Tencent, other game titles tumble after Chinese media calls them “spiritual opium” for teens – .

Tencent, other game titles tumble after Chinese media calls them “spiritual opium” for teens – .

Charges of “spiritual opium” tumbled shares of Chinese multinational tech group Tencent and other companies in the gaming industry on Tuesday over fears that a new regulatory chapter was about to open.

Tencent 700,
the share fell 5% while NetEase 9999,

+2,77 %
And this AD 2400,
-8,12 %
each fell 8% in Hong Kong trade.

The losses came after an article in the Economic Information Daily, which has links to China’s state-controlled news agency, Xinhua, said the gaming industry, especially Tencent, was hurting people. adolescents in the country, according to media reports.

While the South China Morning Post subsequently reported that the story had been withdrawn, investors were rocked by fears that another regulatory crackdown could occur. It’s even as the South China Morning Post pointed out that the article didn’t appear to represent Beijing’s stance on the industry, noting positive comments from an official recently.

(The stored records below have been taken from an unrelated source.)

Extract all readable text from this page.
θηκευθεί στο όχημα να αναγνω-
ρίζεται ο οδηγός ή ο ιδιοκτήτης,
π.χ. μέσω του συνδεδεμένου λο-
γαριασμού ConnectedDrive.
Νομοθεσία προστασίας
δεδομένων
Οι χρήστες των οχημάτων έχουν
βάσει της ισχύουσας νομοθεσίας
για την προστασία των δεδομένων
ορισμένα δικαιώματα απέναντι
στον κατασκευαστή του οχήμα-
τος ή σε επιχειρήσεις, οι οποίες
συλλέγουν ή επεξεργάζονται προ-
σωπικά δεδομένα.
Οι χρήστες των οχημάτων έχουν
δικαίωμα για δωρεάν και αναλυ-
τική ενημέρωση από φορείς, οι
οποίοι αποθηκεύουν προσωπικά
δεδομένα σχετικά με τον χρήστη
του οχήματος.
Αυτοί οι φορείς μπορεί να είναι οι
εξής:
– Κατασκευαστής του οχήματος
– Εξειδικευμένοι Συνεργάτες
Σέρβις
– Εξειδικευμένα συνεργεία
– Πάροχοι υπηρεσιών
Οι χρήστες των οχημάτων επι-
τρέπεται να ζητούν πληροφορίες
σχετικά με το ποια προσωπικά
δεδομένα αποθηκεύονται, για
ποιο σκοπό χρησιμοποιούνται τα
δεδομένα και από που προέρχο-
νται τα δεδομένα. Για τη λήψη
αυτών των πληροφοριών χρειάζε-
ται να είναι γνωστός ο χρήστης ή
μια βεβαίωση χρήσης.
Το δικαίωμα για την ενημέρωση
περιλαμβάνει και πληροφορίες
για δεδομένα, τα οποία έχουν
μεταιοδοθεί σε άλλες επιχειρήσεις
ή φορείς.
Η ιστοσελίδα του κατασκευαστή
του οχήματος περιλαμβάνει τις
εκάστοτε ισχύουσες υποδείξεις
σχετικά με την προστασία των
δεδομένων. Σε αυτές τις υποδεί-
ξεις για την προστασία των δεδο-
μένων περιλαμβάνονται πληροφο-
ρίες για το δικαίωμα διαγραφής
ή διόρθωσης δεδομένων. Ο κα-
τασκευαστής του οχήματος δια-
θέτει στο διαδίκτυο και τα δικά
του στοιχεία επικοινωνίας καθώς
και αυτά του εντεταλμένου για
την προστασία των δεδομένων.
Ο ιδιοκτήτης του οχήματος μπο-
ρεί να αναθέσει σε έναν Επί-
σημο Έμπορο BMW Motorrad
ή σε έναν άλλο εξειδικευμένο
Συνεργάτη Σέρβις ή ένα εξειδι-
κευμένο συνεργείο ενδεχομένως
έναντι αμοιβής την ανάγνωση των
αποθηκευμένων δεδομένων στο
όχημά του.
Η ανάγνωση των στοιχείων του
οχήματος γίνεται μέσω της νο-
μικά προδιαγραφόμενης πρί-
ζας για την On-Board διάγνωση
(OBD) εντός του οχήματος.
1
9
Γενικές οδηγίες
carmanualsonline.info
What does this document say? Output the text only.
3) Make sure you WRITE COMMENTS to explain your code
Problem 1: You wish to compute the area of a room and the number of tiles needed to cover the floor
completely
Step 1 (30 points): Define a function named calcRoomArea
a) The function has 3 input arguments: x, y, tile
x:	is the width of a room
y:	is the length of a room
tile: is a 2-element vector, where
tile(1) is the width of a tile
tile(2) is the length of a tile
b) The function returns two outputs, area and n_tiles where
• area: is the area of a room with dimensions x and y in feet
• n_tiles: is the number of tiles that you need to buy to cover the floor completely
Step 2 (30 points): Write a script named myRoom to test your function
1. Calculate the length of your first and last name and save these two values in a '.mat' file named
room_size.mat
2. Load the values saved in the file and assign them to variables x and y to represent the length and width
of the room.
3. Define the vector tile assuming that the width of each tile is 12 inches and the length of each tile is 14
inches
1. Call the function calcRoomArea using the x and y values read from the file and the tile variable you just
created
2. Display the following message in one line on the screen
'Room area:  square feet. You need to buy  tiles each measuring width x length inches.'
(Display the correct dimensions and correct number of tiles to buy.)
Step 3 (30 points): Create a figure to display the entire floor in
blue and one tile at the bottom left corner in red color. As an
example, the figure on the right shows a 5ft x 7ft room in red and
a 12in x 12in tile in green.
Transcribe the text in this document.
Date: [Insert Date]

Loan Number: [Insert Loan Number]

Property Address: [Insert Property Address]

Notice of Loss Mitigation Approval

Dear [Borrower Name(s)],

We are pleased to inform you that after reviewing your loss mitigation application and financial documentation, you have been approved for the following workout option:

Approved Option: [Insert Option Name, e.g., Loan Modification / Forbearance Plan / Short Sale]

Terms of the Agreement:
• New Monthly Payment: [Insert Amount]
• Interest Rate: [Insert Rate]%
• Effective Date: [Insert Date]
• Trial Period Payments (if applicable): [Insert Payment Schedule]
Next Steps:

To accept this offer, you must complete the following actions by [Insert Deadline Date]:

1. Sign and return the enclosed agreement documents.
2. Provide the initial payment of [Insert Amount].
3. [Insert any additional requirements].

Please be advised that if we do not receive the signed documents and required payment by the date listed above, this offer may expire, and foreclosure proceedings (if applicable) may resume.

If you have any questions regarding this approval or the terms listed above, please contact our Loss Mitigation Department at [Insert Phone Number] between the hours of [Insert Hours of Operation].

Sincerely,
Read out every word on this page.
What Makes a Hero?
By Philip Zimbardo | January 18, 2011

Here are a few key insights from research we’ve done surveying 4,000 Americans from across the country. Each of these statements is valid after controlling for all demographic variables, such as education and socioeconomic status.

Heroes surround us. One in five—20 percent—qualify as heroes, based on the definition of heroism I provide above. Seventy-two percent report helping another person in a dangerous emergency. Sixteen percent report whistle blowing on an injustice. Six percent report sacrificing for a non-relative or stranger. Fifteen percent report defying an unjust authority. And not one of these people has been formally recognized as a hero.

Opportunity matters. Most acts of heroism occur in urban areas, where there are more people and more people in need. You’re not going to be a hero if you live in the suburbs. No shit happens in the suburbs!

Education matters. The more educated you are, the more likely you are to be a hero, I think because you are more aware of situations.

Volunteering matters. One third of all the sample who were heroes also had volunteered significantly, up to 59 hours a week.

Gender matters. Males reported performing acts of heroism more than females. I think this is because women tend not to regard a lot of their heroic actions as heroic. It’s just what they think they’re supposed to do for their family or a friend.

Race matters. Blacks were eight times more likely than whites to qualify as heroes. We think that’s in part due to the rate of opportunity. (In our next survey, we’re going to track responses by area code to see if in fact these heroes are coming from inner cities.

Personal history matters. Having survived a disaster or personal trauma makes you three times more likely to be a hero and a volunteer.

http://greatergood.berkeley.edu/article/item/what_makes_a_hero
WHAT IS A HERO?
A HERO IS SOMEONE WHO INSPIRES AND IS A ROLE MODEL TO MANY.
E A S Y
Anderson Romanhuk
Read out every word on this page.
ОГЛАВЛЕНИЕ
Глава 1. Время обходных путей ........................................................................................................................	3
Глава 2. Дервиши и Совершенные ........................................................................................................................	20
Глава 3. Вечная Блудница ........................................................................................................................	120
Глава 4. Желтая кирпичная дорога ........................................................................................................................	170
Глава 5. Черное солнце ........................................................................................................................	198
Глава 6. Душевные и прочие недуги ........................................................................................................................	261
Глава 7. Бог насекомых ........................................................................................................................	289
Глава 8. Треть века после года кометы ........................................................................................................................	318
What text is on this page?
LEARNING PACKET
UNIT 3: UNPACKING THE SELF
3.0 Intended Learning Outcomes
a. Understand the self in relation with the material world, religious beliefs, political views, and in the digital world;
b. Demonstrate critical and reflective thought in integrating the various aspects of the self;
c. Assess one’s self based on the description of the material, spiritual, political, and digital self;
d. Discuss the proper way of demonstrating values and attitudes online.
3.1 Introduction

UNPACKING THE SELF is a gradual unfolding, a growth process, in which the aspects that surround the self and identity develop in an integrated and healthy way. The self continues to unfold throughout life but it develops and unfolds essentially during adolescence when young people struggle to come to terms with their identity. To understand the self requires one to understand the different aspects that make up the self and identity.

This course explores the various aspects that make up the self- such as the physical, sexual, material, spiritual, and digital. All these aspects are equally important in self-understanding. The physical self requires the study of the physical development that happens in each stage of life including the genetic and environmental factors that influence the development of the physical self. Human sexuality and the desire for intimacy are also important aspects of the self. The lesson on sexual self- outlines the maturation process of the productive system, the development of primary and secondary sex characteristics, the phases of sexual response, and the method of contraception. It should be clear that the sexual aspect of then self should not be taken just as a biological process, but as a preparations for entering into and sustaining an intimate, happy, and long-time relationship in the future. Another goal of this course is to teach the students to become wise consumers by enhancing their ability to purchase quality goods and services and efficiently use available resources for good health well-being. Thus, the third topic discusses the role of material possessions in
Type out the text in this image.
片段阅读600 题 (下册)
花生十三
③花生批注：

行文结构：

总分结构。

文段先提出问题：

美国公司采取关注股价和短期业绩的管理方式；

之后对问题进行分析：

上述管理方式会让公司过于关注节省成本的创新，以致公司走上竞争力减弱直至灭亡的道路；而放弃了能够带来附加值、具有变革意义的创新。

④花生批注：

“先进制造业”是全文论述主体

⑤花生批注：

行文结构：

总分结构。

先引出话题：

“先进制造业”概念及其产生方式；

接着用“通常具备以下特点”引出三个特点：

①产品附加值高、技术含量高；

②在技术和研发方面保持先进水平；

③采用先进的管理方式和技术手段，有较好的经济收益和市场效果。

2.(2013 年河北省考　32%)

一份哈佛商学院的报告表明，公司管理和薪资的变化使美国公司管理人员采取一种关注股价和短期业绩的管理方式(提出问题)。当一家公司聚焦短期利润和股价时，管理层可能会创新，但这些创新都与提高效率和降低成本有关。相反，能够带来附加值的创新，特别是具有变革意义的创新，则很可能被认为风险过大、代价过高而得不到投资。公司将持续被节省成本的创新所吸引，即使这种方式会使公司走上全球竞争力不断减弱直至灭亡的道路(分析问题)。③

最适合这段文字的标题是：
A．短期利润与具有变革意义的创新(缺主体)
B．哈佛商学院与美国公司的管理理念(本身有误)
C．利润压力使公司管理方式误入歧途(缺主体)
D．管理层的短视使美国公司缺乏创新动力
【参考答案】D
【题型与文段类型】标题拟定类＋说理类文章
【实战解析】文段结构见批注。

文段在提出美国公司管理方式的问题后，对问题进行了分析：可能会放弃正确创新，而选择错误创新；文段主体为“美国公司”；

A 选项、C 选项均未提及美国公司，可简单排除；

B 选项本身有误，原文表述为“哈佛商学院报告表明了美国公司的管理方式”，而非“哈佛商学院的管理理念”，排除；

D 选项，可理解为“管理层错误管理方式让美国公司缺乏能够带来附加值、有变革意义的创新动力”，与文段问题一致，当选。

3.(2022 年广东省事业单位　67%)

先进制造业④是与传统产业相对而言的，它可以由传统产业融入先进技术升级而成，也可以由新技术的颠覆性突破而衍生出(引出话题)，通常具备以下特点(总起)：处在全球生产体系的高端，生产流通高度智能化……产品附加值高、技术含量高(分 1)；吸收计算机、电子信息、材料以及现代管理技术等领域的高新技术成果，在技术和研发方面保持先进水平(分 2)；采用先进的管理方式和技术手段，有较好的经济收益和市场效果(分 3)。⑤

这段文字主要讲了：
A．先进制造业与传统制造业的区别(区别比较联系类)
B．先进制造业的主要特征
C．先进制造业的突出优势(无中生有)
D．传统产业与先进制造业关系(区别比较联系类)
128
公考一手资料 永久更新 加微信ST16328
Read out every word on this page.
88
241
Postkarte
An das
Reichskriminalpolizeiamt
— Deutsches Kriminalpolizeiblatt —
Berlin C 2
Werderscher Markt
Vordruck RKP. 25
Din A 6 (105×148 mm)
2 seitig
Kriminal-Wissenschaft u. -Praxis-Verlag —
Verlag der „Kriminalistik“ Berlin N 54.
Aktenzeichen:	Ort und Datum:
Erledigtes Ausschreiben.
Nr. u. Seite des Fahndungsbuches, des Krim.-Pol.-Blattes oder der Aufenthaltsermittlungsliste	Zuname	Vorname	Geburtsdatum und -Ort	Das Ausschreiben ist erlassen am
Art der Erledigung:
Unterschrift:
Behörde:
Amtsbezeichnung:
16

China is the world’s largest market for video games and esports, according to PwC China, with combined revenue reaching $ 31.5 billion last year. The revenue share of social and casual app-based games in China is expected to reach 71.8% of overall video game revenue by 2025, and part of Tencent’s revenue comes from games.

A separate crackdown on tech companies, including the music unit of Tencent, ride-sharing giant Didi Global DIDI,
+0,68 %
and education companies, have hit Chinese stocks, as well as their US-listed stocks in recent weeks.

Lis: Ray Dalio says Chinese stocks remain ‘important part’ of portfolio after crackdown

“After the past few weeks, even indirect warnings from the authorities are being ignored at your peril, and it looks like regulatory risk is still alive and well in China,” said Jeffrey Halley, senior market analyst, Asia Pacific, OANDA , in a note to clients.

Also: Video games have definitely entered the mainstream during the pandemic, but the industry faces a difficult transition

Tencent appeared to respond to the potential threat by announcing online time limits for minors who wish to play its games, and said it would ban those under 12 from spending money on them, according to Tencent. a statement on a reported WeChat account. by Bloomberg.